Kristen Smevold did her independent research with Dr. Ilaria Ossella-Durbal on The Macroeconomic Effects of the Horse Race Betting Market. ABSTRACT: There are similarities between the market for horse race betting and the stock market. Some of these similarities include a large number of participants, complete ease of entry into the market, and extensive market knowledge. Both markets also operate under conditions of risk and uncertainty. Previous research indicates that the stock market responds to macroeconomic indicators. Due to the similarities between the stock market and the market for horse race betting, I hypothesize that the market for horse race betting also responds to macroeconomic indicators. Based on the wealth effect, an increase in wealth represented through improving macroeconomic conditions should cause individuals to consume more, in this case on horse race wagering. I look at total United States horse race wagering and GDP figures, as well as Illinois and California's GSP (Gross State Product), unemployment rate, and horse race wagering totals.

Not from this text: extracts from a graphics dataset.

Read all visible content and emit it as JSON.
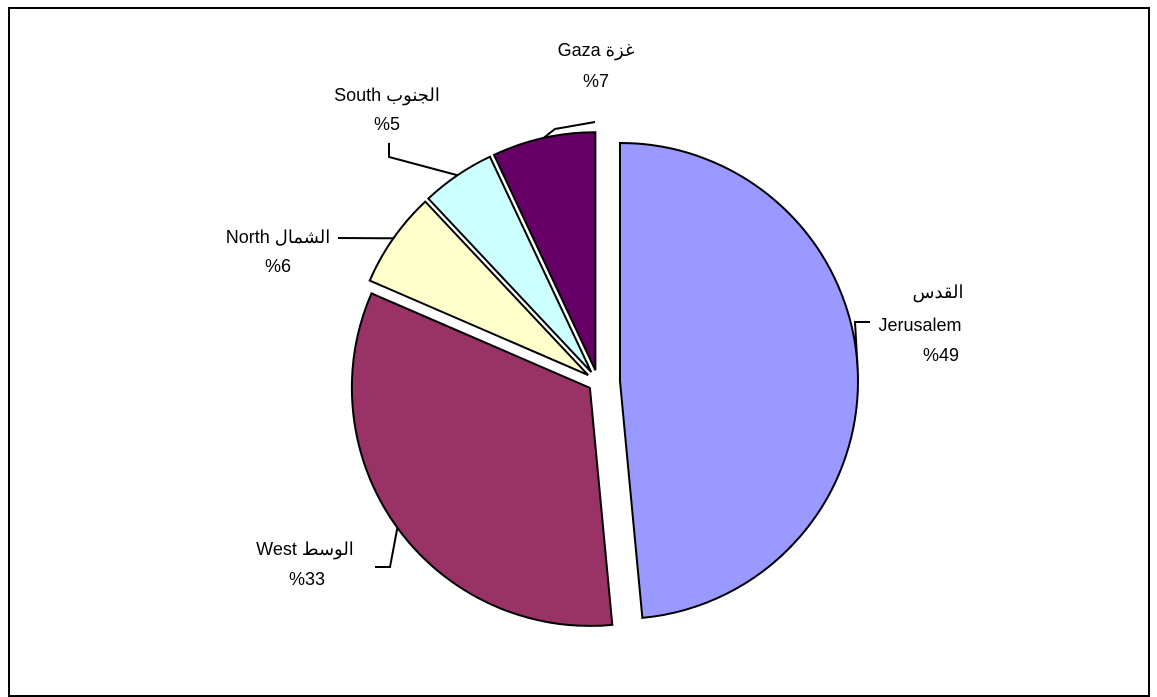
{
  "chart_data": {
    "type": "pie",
    "title": "",
    "slices": [
      {
        "name": "Jerusalem",
        "label_line1": "القدس",
        "label_line2": "Jerusalem",
        "value_text": "%49",
        "value": 48.5,
        "color": "#9999FF"
      },
      {
        "name": "West",
        "label_line1": "West الوسط",
        "value_text": "%33",
        "value": 33,
        "color": "#993366"
      },
      {
        "name": "North",
        "label_line1": "North الشمال",
        "value_text": "%6",
        "value": 6.5,
        "color": "#FFFFCC"
      },
      {
        "name": "South",
        "label_line1": "South الجنوب",
        "value_text": "%5",
        "value": 5,
        "color": "#CCFFFF"
      },
      {
        "name": "Gaza",
        "label_line1": "Gaza غزة",
        "value_text": "%7",
        "value": 7,
        "color": "#660066"
      }
    ]
  }
}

To test the hypothesis, I run a correlation between GDP and wagering totals and run a linear regression for Illinois and California using horse race wagering as my dependent variable and state GSP and unemployment for independent variables. The results show a positive relationship between wagering totals and GSP and a negative relationship between wagering totals and unemployment. Though the results vary in the level of significance, they imply that macroeconomic indicators affect the market for horse race betting. Positive macroeconomic announcements increase the demand for horse race betting and negative macroeconomic announcements decrease the demand for horse race betting.
† Indicates papers presented at the Midwest Economics Association Annual Meeting.